Dos factos descritos resulta que a presente ação e apenso deram entrada em juízo cerca de dois meses e dois anos após a data de cessação de funções do réu BB, enquanto administrador de insolvência, pelo que se encontrava já decorrido o prazo previsto na segunda parte do nº 4 do art.º 59º do CIRE.

Defendem os autores que mesmo após a deliberação de substituição deste, que determinou a cessação de funções, BB continuou a praticar atos no processo de insolvência. Para tanto, juntaram os autores documentos que mais não são que notificações relativas a pagamento de honorários, e onde é tal réu referido como “administrador substituído”, (cf. fls. 107 verso a 108º verso). Ou seja, não se trata de atos praticados enquanto Administrador de Insolvência de facto, sendo indiscutível que a cessação de funções se deu com a deliberação de 1 de março de 2016.

Defendem ainda os autores uma interrupção do prazo de prescrição, por efeito da interpelação de 12.04.2016; não lhes assiste razão, todavia. Com efeito, e como prevê o art.º 323º nº 1 do CC, apenas a citação ou notificação judicial de qualquer ato que exprima a intenção de exercer o direito interrompe o prazo de prescrição. A mera interpelação por carta registada, não se tratando de citação ou notificação judicial, não tem qualquer efeito interruptivo do prazo, portanto.

Defendem ainda os autores que quanto a AA não é aplicável o prazo previsto no art.º 59º nº 4 do CIRE, porquanto este apenas diz respeito aos lesados descritos no nº1. Sendo o autor AA um terceiro, quanto a este aplica-se o regime geral previsto nos artigos 483º e ss do CC.

Entende-se que não lhe assiste razão, considerando a relação material controvertida tal como configurada pelos autores. Como resulta da causa de pedir exposta na petição e pedido formulado, os autores agem em litisconsórcio voluntário, e entendem que o dano de uma parte é igual ao dano da outra parte. Ou seja, o autor AA não age como terceiro, mas como único acionista e, portanto, lesado na mesma medida que a sociedade. Do exposto resulta que o papel processual do autor AA não é autonomizável, bem como não é autónomo o seu alegado dano; o autor entende-se lesado na mesma medida que a sociedade autora, por ser o seu único acionista e os danos desta se refletirem diretamente na sua esfera jurídica.

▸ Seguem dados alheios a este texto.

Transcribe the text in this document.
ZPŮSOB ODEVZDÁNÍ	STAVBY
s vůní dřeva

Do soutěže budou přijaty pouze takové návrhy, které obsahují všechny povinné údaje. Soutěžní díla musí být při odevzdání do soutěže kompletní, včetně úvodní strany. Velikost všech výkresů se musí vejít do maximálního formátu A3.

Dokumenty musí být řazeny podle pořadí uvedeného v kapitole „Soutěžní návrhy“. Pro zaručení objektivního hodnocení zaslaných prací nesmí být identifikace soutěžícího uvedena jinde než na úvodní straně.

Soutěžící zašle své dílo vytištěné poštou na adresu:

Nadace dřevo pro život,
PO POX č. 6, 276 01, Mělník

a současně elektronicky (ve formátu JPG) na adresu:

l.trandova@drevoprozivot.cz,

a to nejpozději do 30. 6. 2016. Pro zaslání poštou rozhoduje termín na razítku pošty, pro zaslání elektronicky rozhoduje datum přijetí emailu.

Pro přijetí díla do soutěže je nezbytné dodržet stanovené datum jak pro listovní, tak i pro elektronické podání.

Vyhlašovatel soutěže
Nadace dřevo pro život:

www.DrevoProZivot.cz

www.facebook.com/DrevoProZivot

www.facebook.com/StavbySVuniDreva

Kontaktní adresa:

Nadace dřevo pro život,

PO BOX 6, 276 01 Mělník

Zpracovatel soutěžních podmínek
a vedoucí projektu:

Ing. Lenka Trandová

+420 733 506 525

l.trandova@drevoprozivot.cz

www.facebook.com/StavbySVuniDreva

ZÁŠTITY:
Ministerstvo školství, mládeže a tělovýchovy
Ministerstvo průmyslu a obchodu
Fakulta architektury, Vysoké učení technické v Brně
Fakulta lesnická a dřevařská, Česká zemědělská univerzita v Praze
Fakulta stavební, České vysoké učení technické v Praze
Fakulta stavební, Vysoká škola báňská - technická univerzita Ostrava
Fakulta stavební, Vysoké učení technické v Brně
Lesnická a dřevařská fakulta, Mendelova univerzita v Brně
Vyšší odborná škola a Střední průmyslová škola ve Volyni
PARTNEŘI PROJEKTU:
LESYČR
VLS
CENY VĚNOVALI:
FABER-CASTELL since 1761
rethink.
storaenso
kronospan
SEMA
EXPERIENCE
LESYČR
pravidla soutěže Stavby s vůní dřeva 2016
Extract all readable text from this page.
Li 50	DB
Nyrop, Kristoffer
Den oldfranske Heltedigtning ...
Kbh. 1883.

Tal configuração da relação material controvertida leva a entender que o prazo prescricional do nº 4 do art.º 59º do CIRE é aplicável ao caso, agindo o autor AA como um verdadeiro credor da sociedade autora.

Conclui-se então que, tendo decorrido o prazo de dois anos sobre a data de cessação de funções do réu BB à data de entrada em juízo da presente ação, prescreveu o direito que os autores pretendem exercer.

Termos em que se julga procedente por provada a exceção de prescrição e, em consequência, se absolvem os réus do pedido”.


O DIREITO

A questão a apreciar e a decidir no presente recurso foi apreciada e decidida no Acórdão recorrido, onde aparece formulada como sendo a de “saber se prescreveu efetivamente o direito que os autores pretendem fazer valer através desta ação” ou, adiante, “se está, ou não prescrito, o direito que os autores pretendem fazer valer contra o réu”.

Tal como havia acontecido na 1.ª instância, respondeu-se aí afirmativamente, fundamentando-se a decisão com extenso recurso às razões expostas e, por vezes, mesmo às palavras usadas pelo Tribunal de 1.ª instância. Pode ler-se aí, na parte mais relevante:

É, salvo o devido respeito, inequívoco o acerto da decisão recorrida, nenhuma razão assistindo, por isso, aos recorrentes.

 (…)

Estando provado que por deliberação votada em 1 de março de 2016, foi aprovada a substituição do Dr. BB, como Administrador de Insolvência, pelo Dr. CC, e que a presente ação deu entrada em juízo no dia 25 de maio de 2018, dúvidas não subsistem de que prescreveu o alegado direito pretendido fazer valer através desta ação.

É que, aquando da instauração da ação haviam decorrido mais de dois anos sobre a data em que o réu cessou funções como administrador da insolvência da 1.ª autora.

Não ocorreu, obviamente, in casu, qualquer facto interruptivo da prescrição.

(…)

Não ocorreu a notificação judicial do réu, nem se vislumbra a ocorrência de qualquer outro meio judicial pelo qual tenha sido dado conhecimento do ato ao réu.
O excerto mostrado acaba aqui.